Die MS-Diagnostik ist aufwendig. Wissenschaftler fanden nun bei zehn Prozent der MS-Patienten ein gemeinsames Antikörpermuster, und zwar bereits vor den ersten Symptomen. Ein Frühwarnzeichen für Multiple Sklerose?
Bis heute fehlen Biomarker, die man bei Multipler Sklerose – diagnostisch oder prädiktiv – nutzen kann. Wissenschaftler von der „University of California“ in San Francisco (Department of Neurology, UCSF Weill Institute for Neurosciences) untersuchten nun Daten von über zehn Millionen Menschen, darunter auch Hunderte MS-Patienten. Sie fanden bei zehn Prozent der an Multipler Sklerose Erkrankten ein gemeinsames Muster an Auto-Antikörpern. Die Daten stammten vom Serum-Depot des US-Verteidigungsministeriums (Department of Defense Serum Repository).

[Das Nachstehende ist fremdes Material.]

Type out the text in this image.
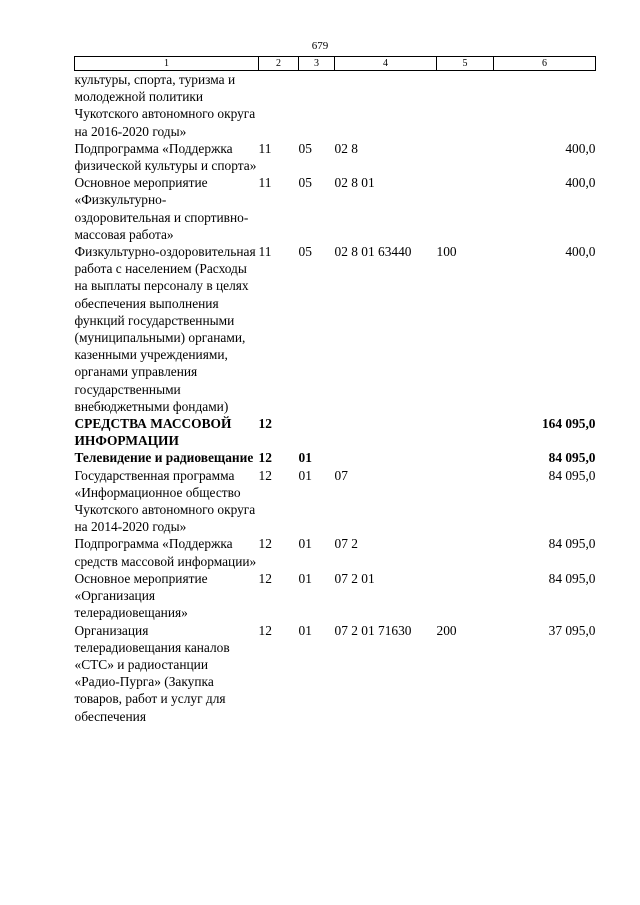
679
1	2	3	4	5	6
культуры, спорта, туризма и молодежной политики Чукотского автономного округа на 2016-2020 годы»					
Подпрограмма «Поддержка физической культуры и спорта»	11	05	02 8		400,0
Основное мероприятие «Физкультурно-оздоровительная и спортивно-массовая работа»	11	05	02 8 01		400,0
Физкультурно-оздоровительная работа с населением (Расходы на выплаты персоналу в целях обеспечения выполнения функций государственными (муниципальными) органами, казенными учреждениями, органами управления государственными внебюджетными фондами)	11	05	02 8 01 63440	100	400,0
СРЕДСТВА МАССОВОЙ ИНФОРМАЦИИ	12				164 095,0
Телевидение и радиовещание	12	01			84 095,0
Государственная программа «Информационное общество Чукотского автономного округа на 2014-2020 годы»	12	01	07		84 095,0
Подпрограмма «Поддержка средств массовой информации»	12	01	07 2		84 095,0
Основное мероприятие «Организация телерадиовещания»	12	01	07 2 01		84 095,0
Организация телерадиовещания каналов «СТС» и радиостанции «Радио-Пурга» (Закупка товаров, работ и услуг для обеспечения	12	01	07 2 01 71630	200	37 095,0
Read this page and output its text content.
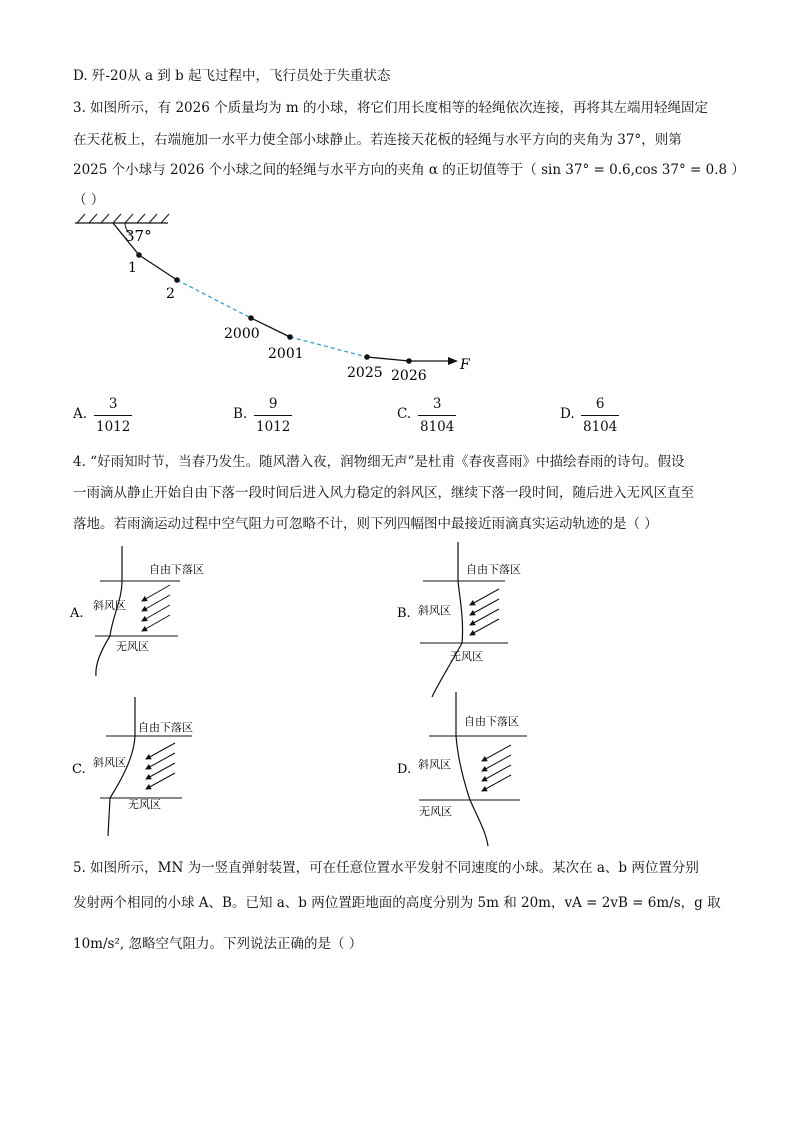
D. 歼-20从 a 到 b 起飞过程中，飞行员处于失重状态
3. 如图所示，有 2026 个质量均为 m 的小球，将它们用长度相等的轻绳依次连接，再将其左端用轻绳固定
在天花板上，右端施加一水平力使全部小球静止。若连接天花板的轻绳与水平方向的夹角为 37°，则第
2025 个小球与 2026 个小球之间的轻绳与水平方向的夹角 α 的正切值等于（ sin 37° = 0.6,cos 37° = 0.8 ）
（ ）
37°
1
2
2000
2001
2025 2026
F
A.
3
1012
B.
9
1012
C.
3
8104
D.
6
8104
4. “好雨知时节，当春乃发生。随风潜入夜，润物细无声”是杜甫《春夜喜雨》中描绘春雨的诗句。假设
一雨滴从静止开始自由下落一段时间后进入风力稳定的斜风区，继续下落一段时间，随后进入无风区直至
落地。若雨滴运动过程中空气阻力可忽略不计，则下列四幅图中最接近雨滴真实运动轨迹的是（ ）
A.
自由下落区
斜风区
无风区
B.
自由下落区
斜风区
无风区
C.
自由下落区
斜风区
无风区
D.
自由下落区
斜风区
无风区
5. 如图所示，MN 为一竖直弹射装置，可在任意位置水平发射不同速度的小球。某次在 a、b 两位置分别
发射两个相同的小球 A、B。已知 a、b 两位置距地面的高度分别为 5m 和 20m，vA = 2vB = 6m/s，g 取
10m/s², 忽略空气阻力。下列说法正确的是（ ）
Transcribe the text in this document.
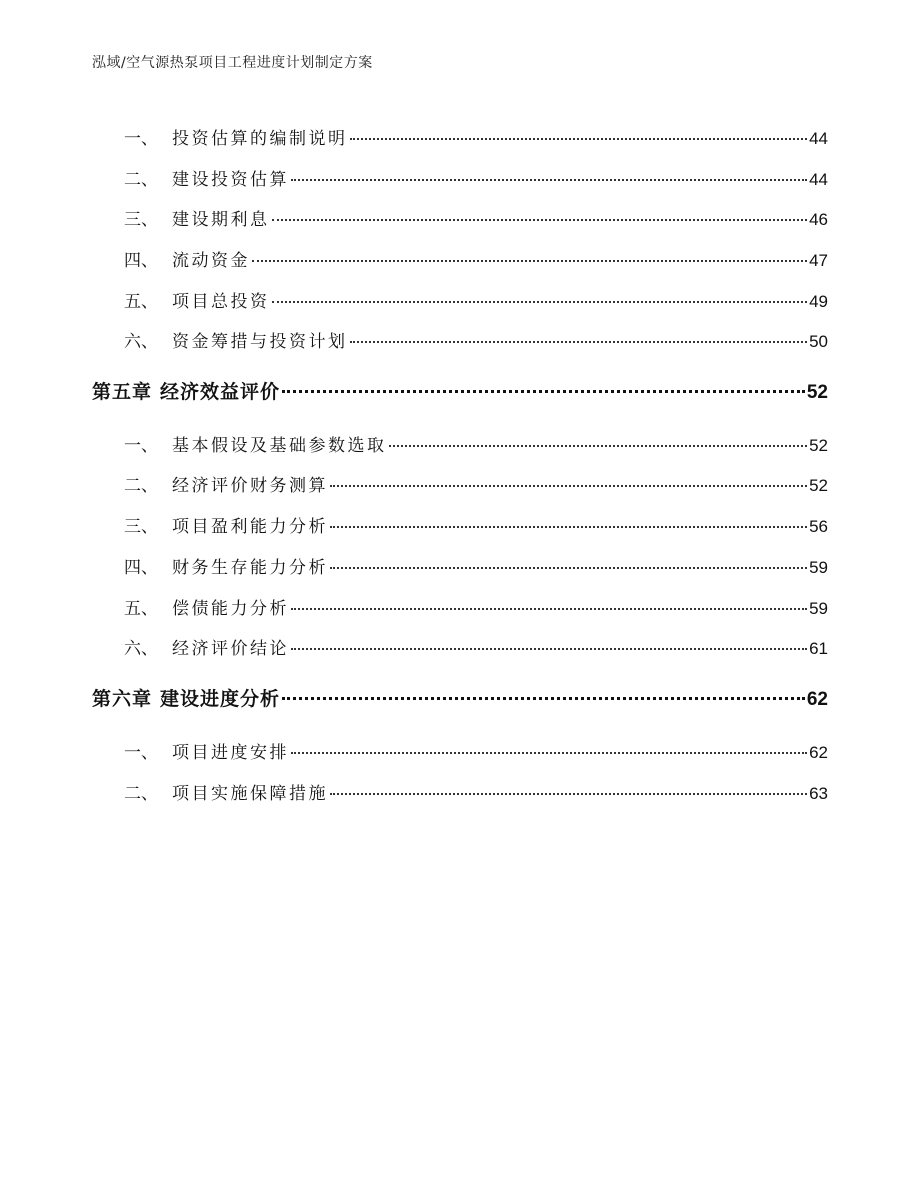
泓域/空气源热泵项目工程进度计划制定方案
一、 投资估算的编制说明	44
二、 建设投资估算	44
三、 建设期利息	46
四、 流动资金	47
五、 项目总投资	49
六、 资金筹措与投资计划	50
第五章 经济效益评价	52
一、 基本假设及基础参数选取	52
二、 经济评价财务测算	52
三、 项目盈利能力分析	56
四、 财务生存能力分析	59
五、 偿债能力分析	59
六、 经济评价结论	61
第六章 建设进度分析	62
一、 项目进度安排	62
二、 项目实施保障措施	63
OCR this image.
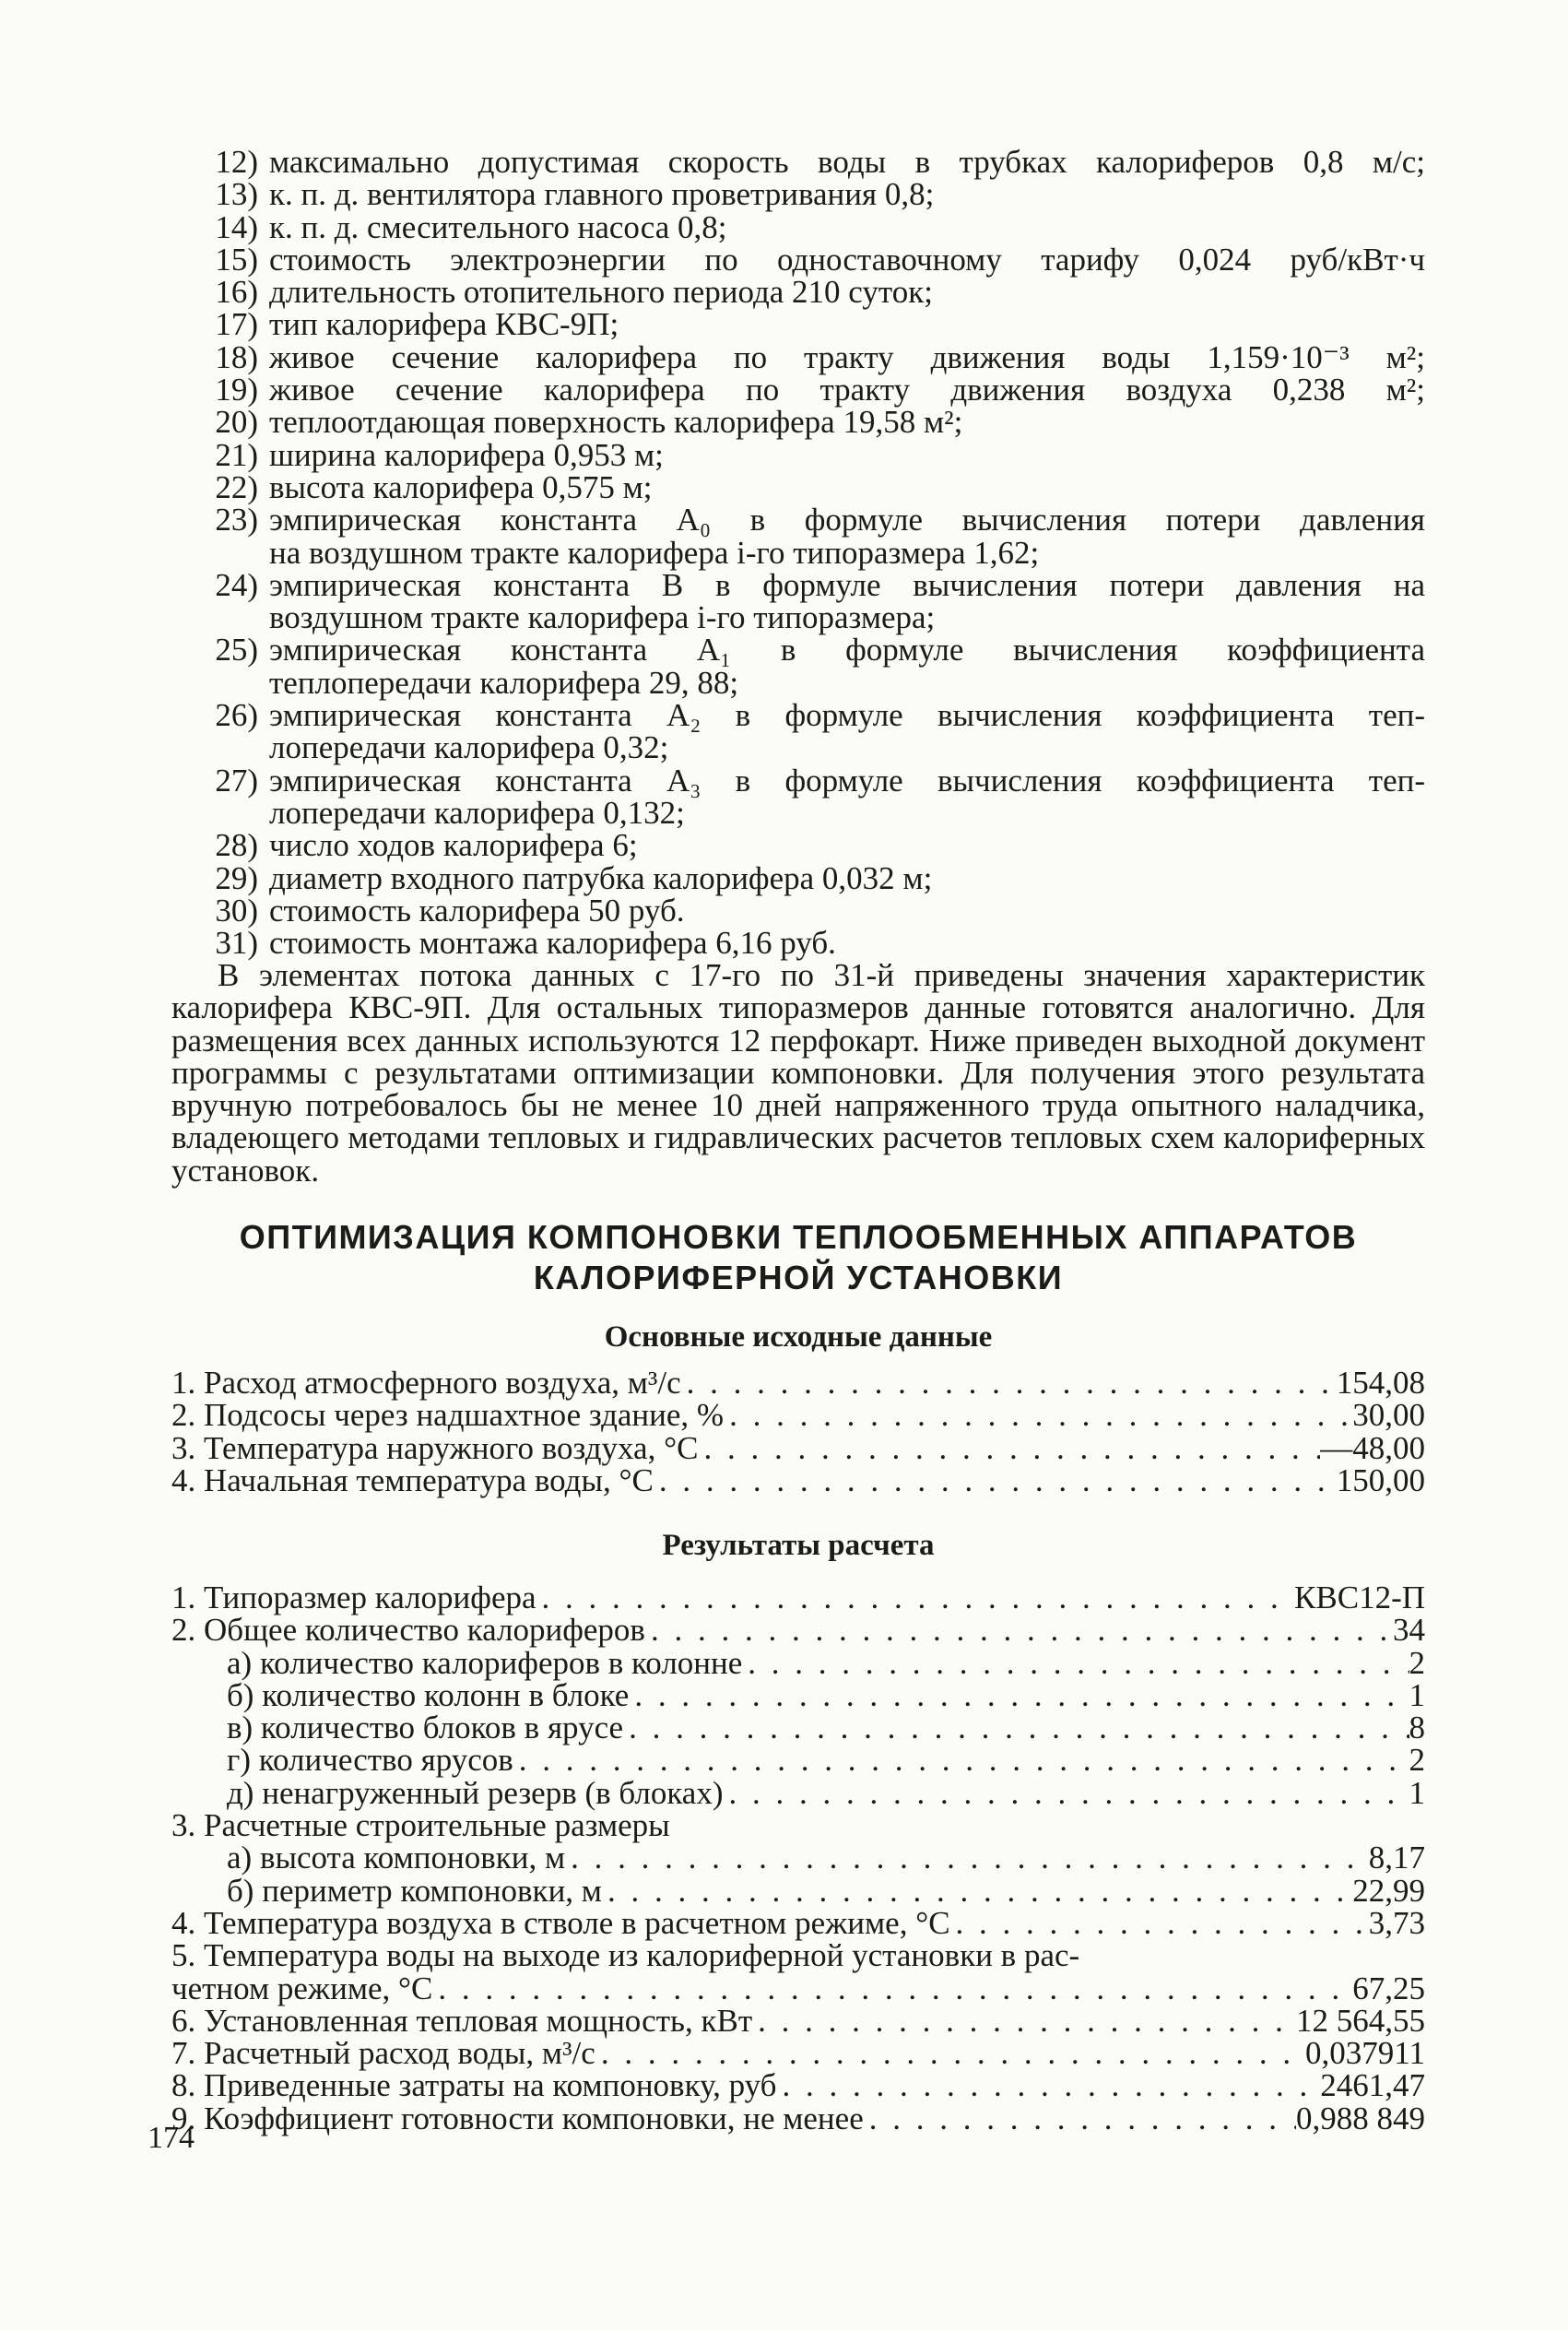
12) максимально допустимая скорость воды в трубках калориферов 0,8 м/с;
13) к. п. д. вентилятора главного проветривания 0,8;
14) к. п. д. смесительного насоса 0,8;
15) стоимость электроэнергии по одноставочному тарифу 0,024 руб/кВт·ч
16) длительность отопительного периода 210 суток;
17) тип калорифера КВС-9П;
18) живое сечение калорифера по тракту движения воды 1,159·10⁻³ м²;
19) живое сечение калорифера по тракту движения воздуха 0,238 м²;
20) теплоотдающая поверхность калорифера 19,58 м²;
21) ширина калорифера 0,953 м;
22) высота калорифера 0,575 м;
23) эмпирическая константа A₀ в формуле вычисления потери давления
на воздушном тракте калорифера i-го типоразмера 1,62;
24) эмпирическая константа B в формуле вычисления потери давления на
воздушном тракте калорифера i-го типоразмера;
25) эмпирическая константа A₁ в формуле вычисления коэффициента
теплопередачи калорифера 29, 88;
26) эмпирическая константа A₂ в формуле вычисления коэффициента теп-
лопередачи калорифера 0,32;
27) эмпирическая константа A₃ в формуле вычисления коэффициента теп-
лопередачи калорифера 0,132;
28) число ходов калорифера 6;
29) диаметр входного патрубка калорифера 0,032 м;
30) стоимость калорифера 50 руб.
31) стоимость монтажа калорифера 6,16 руб.
В элементах потока данных с 17-го по 31-й приведены значения характеристик калорифера КВС-9П. Для остальных типоразмеров данные готовятся аналогично. Для размещения всех данных используются 12 перфокарт. Ниже приведен выходной документ программы с результатами оптимизации компоновки. Для получения этого результата вручную потребовалось бы не менее 10 дней напряженного труда опытного наладчика, владеющего методами тепловых и гидравлических расчетов тепловых схем калориферных установок.
ОПТИМИЗАЦИЯ КОМПОНОВКИ ТЕПЛООБМЕННЫХ АППАРАТОВ
КАЛОРИФЕРНОЙ УСТАНОВКИ
Основные исходные данные
1. Расход атмосферного воздуха, м³/с . . .	154,08
2. Подсосы через надшахтное здание, % . . .	30,00
3. Температура наружного воздуха, °С . . .	—48,00
4. Начальная температура воды, °С . . .	150,00
Результаты расчета
1. Типоразмер калорифера . . .	КВС12-П
2. Общее количество калориферов . . .	34
а) количество калориферов в колонне . . .	2
б) количество колонн в блоке . . .	1
в) количество блоков в ярусе . . .	8
г) количество ярусов . . .	2
д) ненагруженный резерв (в блоках) . . .	1
3. Расчетные строительные размеры
а) высота компоновки, м . . .	8,17
б) периметр компоновки, м . . .	22,99
4. Температура воздуха в стволе в расчетном режиме, °С . . .	3,73
5. Температура воды на выходе из калориферной установки в рас-
четном режиме, °С . . .	67,25
6. Установленная тепловая мощность, кВт . . .	12 564,55
7. Расчетный расход воды, м³/с . . .	0,037911
8. Приведенные затраты на компоновку, руб . . .	2461,47
9. Коэффициент готовности компоновки, не менее . . .	0,988 849
174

Interessant ist, dass die Forschenden die Autoantikörper bereits Jahre vor den ersten klinischen MS-Symptomen nachweisen konnten. Auch zeigten diese MS-Patienten, verglichen mit anderen MS-Patienten, höhere Werte von Serum-Neurofilament-Light (sNfL) im Serum – ein Protein, das bereits heute als Biomarker bei der MS-Diagnose berücksichtigt wird.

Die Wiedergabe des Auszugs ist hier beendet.